It seems like the word metrosexual has been around forever–or at least since 2002, when a Salon.com article suggested we “Meet the Metrosexual.” Metro-man hating ensued (though we don’t understand that development, considering David Beckham was the metrosexual poster boy, and uh, I’m pretty sure he’s married to a Spice Girl and was the sexiest soccer player of his time), male cosmetics lines launched, and the word became passé. Men, at least in the U.S., are comfortable with grooming products. We’ve dragged many a male companion to Kiehl’s for their Pineapple Papaya Facial Scrub and lip balm that “doesn’t look gay,” or gently directed our brothers toward Jack Black products. And while most Western men don’t attempt makeup–that’s taking it a little far unless he’s appearing on television– we’ve always had a soft spot for dudes who are unafraid to rock eyeliner (ahem…Jack Sparrow?).

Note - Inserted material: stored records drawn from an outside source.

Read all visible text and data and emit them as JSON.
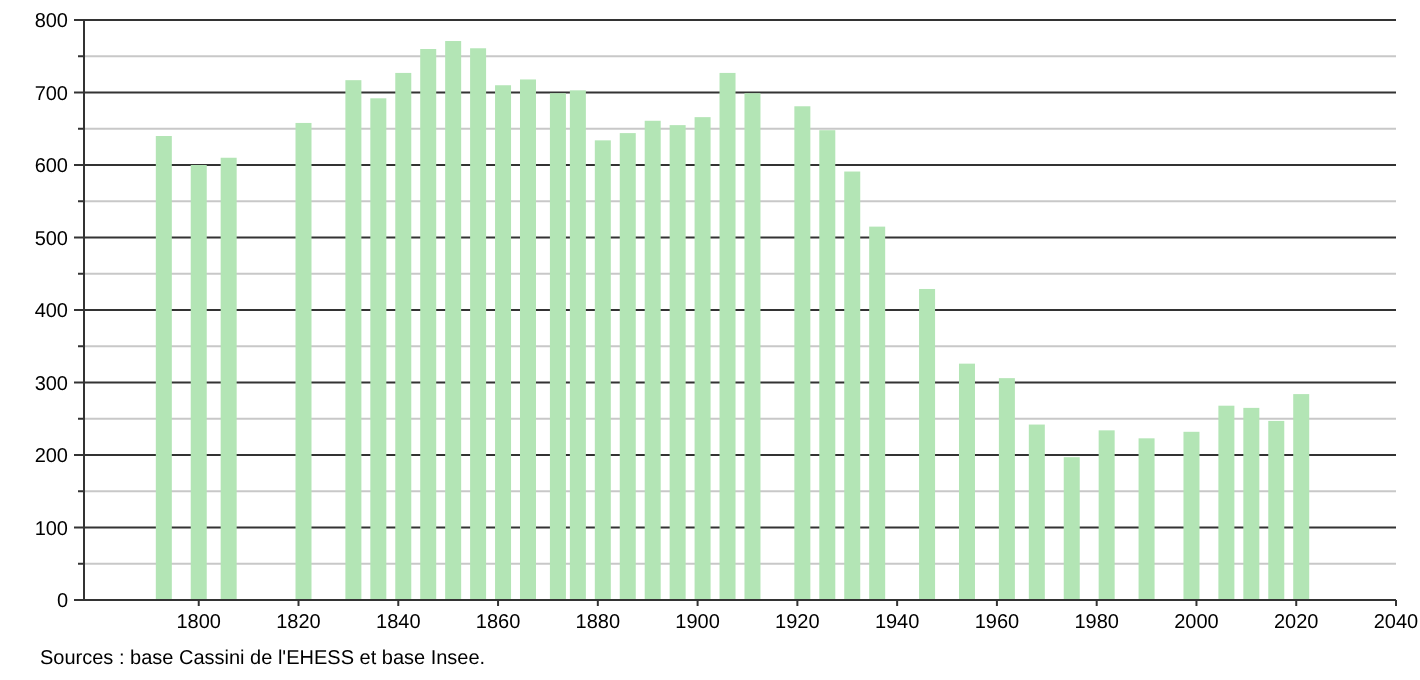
{
  "chart_data": {
    "type": "bar",
    "color": "#b3e5b5",
    "x": [
      1793,
      1800,
      1806,
      1821,
      1831,
      1836,
      1841,
      1846,
      1851,
      1856,
      1861,
      1866,
      1872,
      1876,
      1881,
      1886,
      1891,
      1896,
      1901,
      1906,
      1911,
      1921,
      1926,
      1931,
      1936,
      1946,
      1954,
      1962,
      1968,
      1975,
      1982,
      1990,
      1999,
      2006,
      2011,
      2016,
      2021
    ],
    "values": [
      640,
      600,
      610,
      658,
      717,
      692,
      727,
      760,
      771,
      761,
      710,
      718,
      699,
      703,
      634,
      644,
      661,
      655,
      666,
      727,
      699,
      681,
      648,
      591,
      515,
      429,
      326,
      306,
      242,
      197,
      234,
      223,
      232,
      268,
      265,
      247,
      284
    ],
    "xlim": [
      1777,
      2040
    ],
    "xticks": [
      1800,
      1820,
      1840,
      1860,
      1880,
      1900,
      1920,
      1940,
      1960,
      1980,
      2000,
      2020,
      2040
    ],
    "ylim": [
      0,
      800
    ],
    "yticks": [
      0,
      {
        "value": 50,
        "label": null
      },
      100,
      {
        "value": 150,
        "label": null
      },
      200,
      {
        "value": 250,
        "label": null
      },
      300,
      {
        "value": 350,
        "label": null
      },
      400,
      {
        "value": 450,
        "label": null
      },
      500,
      {
        "value": 550,
        "label": null
      },
      600,
      {
        "value": 650,
        "label": null
      },
      700,
      {
        "value": 750,
        "label": null
      },
      800
    ],
    "grid": true,
    "annotations": [
      "Sources : base Cassini de l'EHESS et base Insee."
    ]
  }
}
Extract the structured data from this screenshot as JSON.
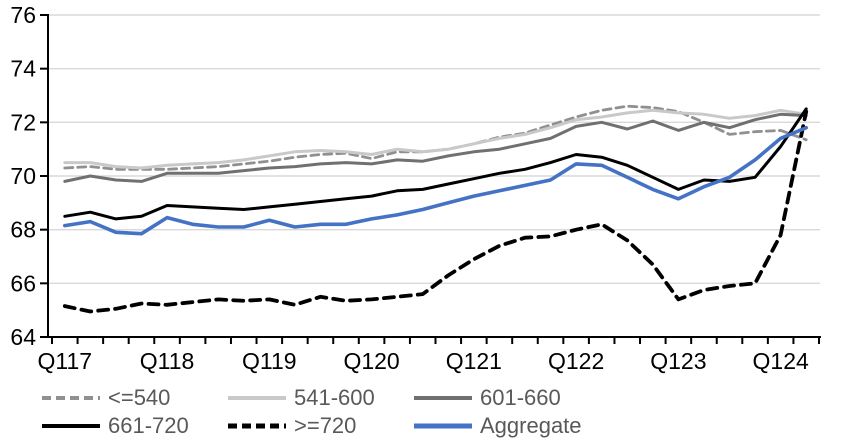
{
  "chart_data": {
    "type": "line",
    "title": "",
    "xlabel": "",
    "ylabel": "",
    "ylim": [
      64,
      76
    ],
    "y_ticks": [
      76,
      74,
      72,
      70,
      68,
      66,
      64
    ],
    "grid": true,
    "legend_position": "bottom",
    "x_quarters": [
      "Q117",
      "Q217",
      "Q317",
      "Q417",
      "Q118",
      "Q218",
      "Q318",
      "Q418",
      "Q119",
      "Q219",
      "Q319",
      "Q419",
      "Q120",
      "Q220",
      "Q320",
      "Q420",
      "Q121",
      "Q221",
      "Q321",
      "Q421",
      "Q122",
      "Q222",
      "Q322",
      "Q422",
      "Q123",
      "Q223",
      "Q323",
      "Q423",
      "Q124",
      "Q224"
    ],
    "x_axis_tick_labels": [
      "Q117",
      "Q118",
      "Q119",
      "Q120",
      "Q121",
      "Q122",
      "Q123",
      "Q124"
    ],
    "series": [
      {
        "name": "<=540",
        "color": "#909090",
        "style": "dashed",
        "values": [
          70.3,
          70.35,
          70.25,
          70.25,
          70.25,
          70.3,
          70.35,
          70.45,
          70.55,
          70.7,
          70.8,
          70.85,
          70.65,
          70.9,
          70.9,
          71.0,
          71.2,
          71.45,
          71.6,
          71.9,
          72.2,
          72.45,
          72.6,
          72.55,
          72.4,
          72.0,
          71.55,
          71.65,
          71.7,
          71.35
        ]
      },
      {
        "name": "541-600",
        "color": "#C9C9C9",
        "style": "solid",
        "values": [
          70.5,
          70.5,
          70.35,
          70.3,
          70.4,
          70.45,
          70.5,
          70.6,
          70.75,
          70.9,
          70.95,
          70.9,
          70.8,
          71.0,
          70.9,
          71.0,
          71.2,
          71.4,
          71.55,
          71.8,
          72.1,
          72.2,
          72.35,
          72.45,
          72.35,
          72.3,
          72.15,
          72.25,
          72.45,
          72.3
        ]
      },
      {
        "name": "601-660",
        "color": "#707070",
        "style": "solid",
        "values": [
          69.8,
          70.0,
          69.85,
          69.8,
          70.1,
          70.1,
          70.1,
          70.2,
          70.3,
          70.35,
          70.45,
          70.5,
          70.45,
          70.6,
          70.55,
          70.75,
          70.9,
          71.0,
          71.2,
          71.4,
          71.85,
          72.0,
          71.75,
          72.05,
          71.7,
          72.0,
          71.8,
          72.1,
          72.3,
          72.25
        ]
      },
      {
        "name": "661-720",
        "color": "#000000",
        "style": "solid",
        "values": [
          68.5,
          68.65,
          68.4,
          68.5,
          68.9,
          68.85,
          68.8,
          68.75,
          68.85,
          68.95,
          69.05,
          69.15,
          69.25,
          69.45,
          69.5,
          69.7,
          69.9,
          70.1,
          70.25,
          70.5,
          70.8,
          70.7,
          70.4,
          69.95,
          69.5,
          69.85,
          69.8,
          69.95,
          71.1,
          72.5
        ]
      },
      {
        "name": ">=720",
        "color": "#000000",
        "style": "dashed-bold",
        "values": [
          65.15,
          64.95,
          65.05,
          65.25,
          65.2,
          65.3,
          65.4,
          65.35,
          65.4,
          65.2,
          65.5,
          65.35,
          65.4,
          65.5,
          65.6,
          66.3,
          66.9,
          67.4,
          67.7,
          67.75,
          68.0,
          68.2,
          67.6,
          66.7,
          65.4,
          65.75,
          65.9,
          66.0,
          67.8,
          72.4
        ]
      },
      {
        "name": "Aggregate",
        "color": "#4472C4",
        "style": "solid-bold",
        "values": [
          68.15,
          68.3,
          67.9,
          67.85,
          68.45,
          68.2,
          68.1,
          68.1,
          68.35,
          68.1,
          68.2,
          68.2,
          68.4,
          68.55,
          68.75,
          69.0,
          69.25,
          69.45,
          69.65,
          69.85,
          70.45,
          70.4,
          69.95,
          69.5,
          69.15,
          69.6,
          69.95,
          70.6,
          71.4,
          71.8
        ]
      }
    ]
  },
  "style_colors": {
    "gridline": "#D9D9D9",
    "axis": "#000000",
    "tick_text": "#000000",
    "legend_text": "#595959"
  }
}
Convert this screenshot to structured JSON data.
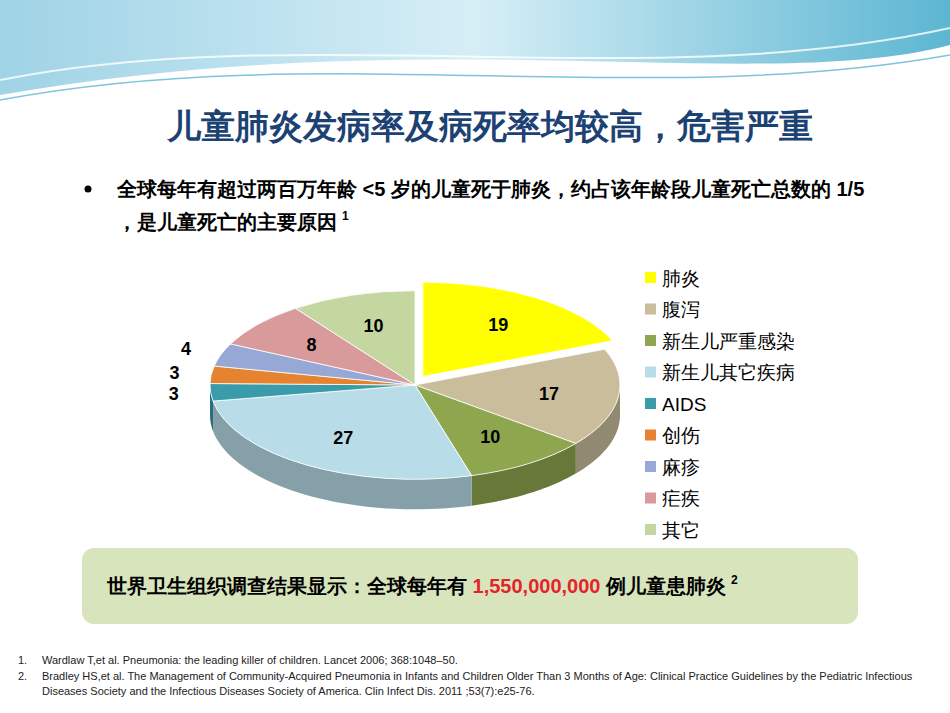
{
  "slide": {
    "title": "儿童肺炎发病率及病死率均较高，危害严重",
    "bullet": "全球每年有超过两百万年龄 <5 岁的儿童死于肺炎，约占该年龄段儿童死亡总数的 1/5 ，是儿童死亡的主要原因",
    "bullet_ref": "1",
    "note_text_before": "世界卫生组织调查结果显示：全球每年有 ",
    "note_number": "1,550,000,000",
    "note_text_after": " 例儿童患肺炎",
    "note_ref": "2",
    "references": [
      {
        "number": "1.",
        "text": "Wardlaw T,et al. Pneumonia: the leading killer of children. Lancet 2006; 368:1048–50."
      },
      {
        "number": "2.",
        "text": "Bradley HS,et al. The Management of Community-Acquired Pneumonia in Infants and Children Older Than 3 Months of Age: Clinical Practice Guidelines by the Pediatric Infectious Diseases Society and the Infectious Diseases Society of America. Clin Infect Dis. 2011 ;53(7):e25-76."
      }
    ]
  },
  "chart_data": {
    "type": "pie",
    "categories": [
      "肺炎",
      "腹泻",
      "新生儿严重感染",
      "新生儿其它疾病",
      "AIDS",
      "创伤",
      "麻疹",
      "疟疾",
      "其它"
    ],
    "values": [
      19,
      17,
      10,
      27,
      3,
      3,
      4,
      8,
      10
    ],
    "colors": [
      "#ffff00",
      "#c9bd9c",
      "#8ea64e",
      "#b8dde9",
      "#3a9bab",
      "#e58331",
      "#97a7d6",
      "#d99a9c",
      "#c5d7a1"
    ],
    "data_labels": true,
    "legend": "right"
  }
}
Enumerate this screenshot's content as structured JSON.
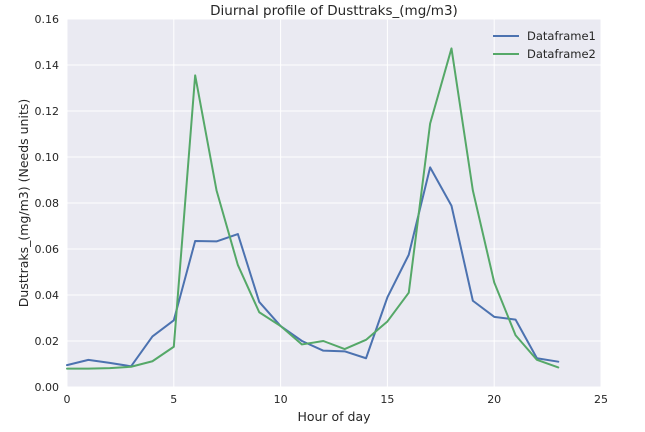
{
  "chart_data": {
    "type": "line",
    "title": "Diurnal profile of Dusttraks_(mg/m3)",
    "xlabel": "Hour of day",
    "ylabel": "Dusttraks_(mg/m3) (Needs units)",
    "xlim": [
      0,
      25
    ],
    "ylim": [
      0,
      0.16
    ],
    "x_ticks": [
      0,
      5,
      10,
      15,
      20,
      25
    ],
    "y_ticks": [
      0.0,
      0.02,
      0.04,
      0.06,
      0.08,
      0.1,
      0.12,
      0.14,
      0.16
    ],
    "x_tick_labels": [
      "0",
      "5",
      "10",
      "15",
      "20",
      "25"
    ],
    "y_tick_labels": [
      "0.00",
      "0.02",
      "0.04",
      "0.06",
      "0.08",
      "0.10",
      "0.12",
      "0.14",
      "0.16"
    ],
    "grid": true,
    "legend_position": "top-right",
    "x": [
      0,
      1,
      2,
      3,
      4,
      5,
      6,
      7,
      8,
      9,
      10,
      11,
      12,
      13,
      14,
      15,
      16,
      17,
      18,
      19,
      20,
      21,
      22,
      23
    ],
    "series": [
      {
        "name": "Dataframe1",
        "color": "#4c72b0",
        "values": [
          0.0095,
          0.0118,
          0.0105,
          0.009,
          0.022,
          0.029,
          0.0635,
          0.0633,
          0.0665,
          0.037,
          0.0265,
          0.02,
          0.0158,
          0.0155,
          0.0125,
          0.039,
          0.0575,
          0.0955,
          0.0788,
          0.0375,
          0.0305,
          0.0293,
          0.0125,
          0.011
        ]
      },
      {
        "name": "Dataframe2",
        "color": "#55a868",
        "values": [
          0.008,
          0.008,
          0.0082,
          0.0088,
          0.0112,
          0.0175,
          0.1355,
          0.0855,
          0.053,
          0.0325,
          0.0265,
          0.0185,
          0.02,
          0.0165,
          0.0205,
          0.0285,
          0.041,
          0.1145,
          0.1472,
          0.0855,
          0.0455,
          0.0225,
          0.0118,
          0.0085
        ]
      }
    ]
  }
}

Our male counterparts in the Far East, however, while stereotypically ahead of us stylistically and technologically (two things: asymmetrical haircuts and mobile devices), are just getting hip to the fact that men might benefit from paying attention to their pores– and their body odor. Sales of grooming products for men are surging in Korea, thanks in no small part to two actors many Korean men wish to emulate.
The Chosun Ilbo reported in February that sales of male grooming products at Lotte Department Store in Korea increased 26 percent in 2008, despite the recession. And yesterday the Korea Times reported that more than 80% of Korean men surveyed by cosmetics company Iope think looking extra-presentable improves their “performance” so they’ll get ahead (presumably in work, but we’re saying in life).
We’re sure this is in part because of some heavy-hitting endorsers. Resident sex symbol Jung Woo-sung, a 36-year-old Korean actor, launched a high-design men’s skin and haircare line called Monsieur J in December. And 26-year-old hysteria-inducing Lee Jun-ki is the face of VOV Homme, another line geared towards men. Last month VOV Homme launched their own BB cream (stands for, yes, Blemish Balm cream) that is a cult product amongst Koreans-in-the-know.
We’ve heard, though, that Korean men have yet to be turned on to deodorant, mostly because it’s considered a luxury good, but also because they believe womenfolk prefer their natural odeur. Maybe Korean marketers need to take a cue from the Land of the Rising Sun– we’ll leave you with this commercial for Gatsby, a Japanese deodorant, courtesy of The Grand Narrative. You might just have your own Bill Murray/Lost in Translation moment.
And once again: If it’s wrong to love the likes of David Beckham, Jung Woo-sung, and Lee Jun-ki, then we don’t want to be right.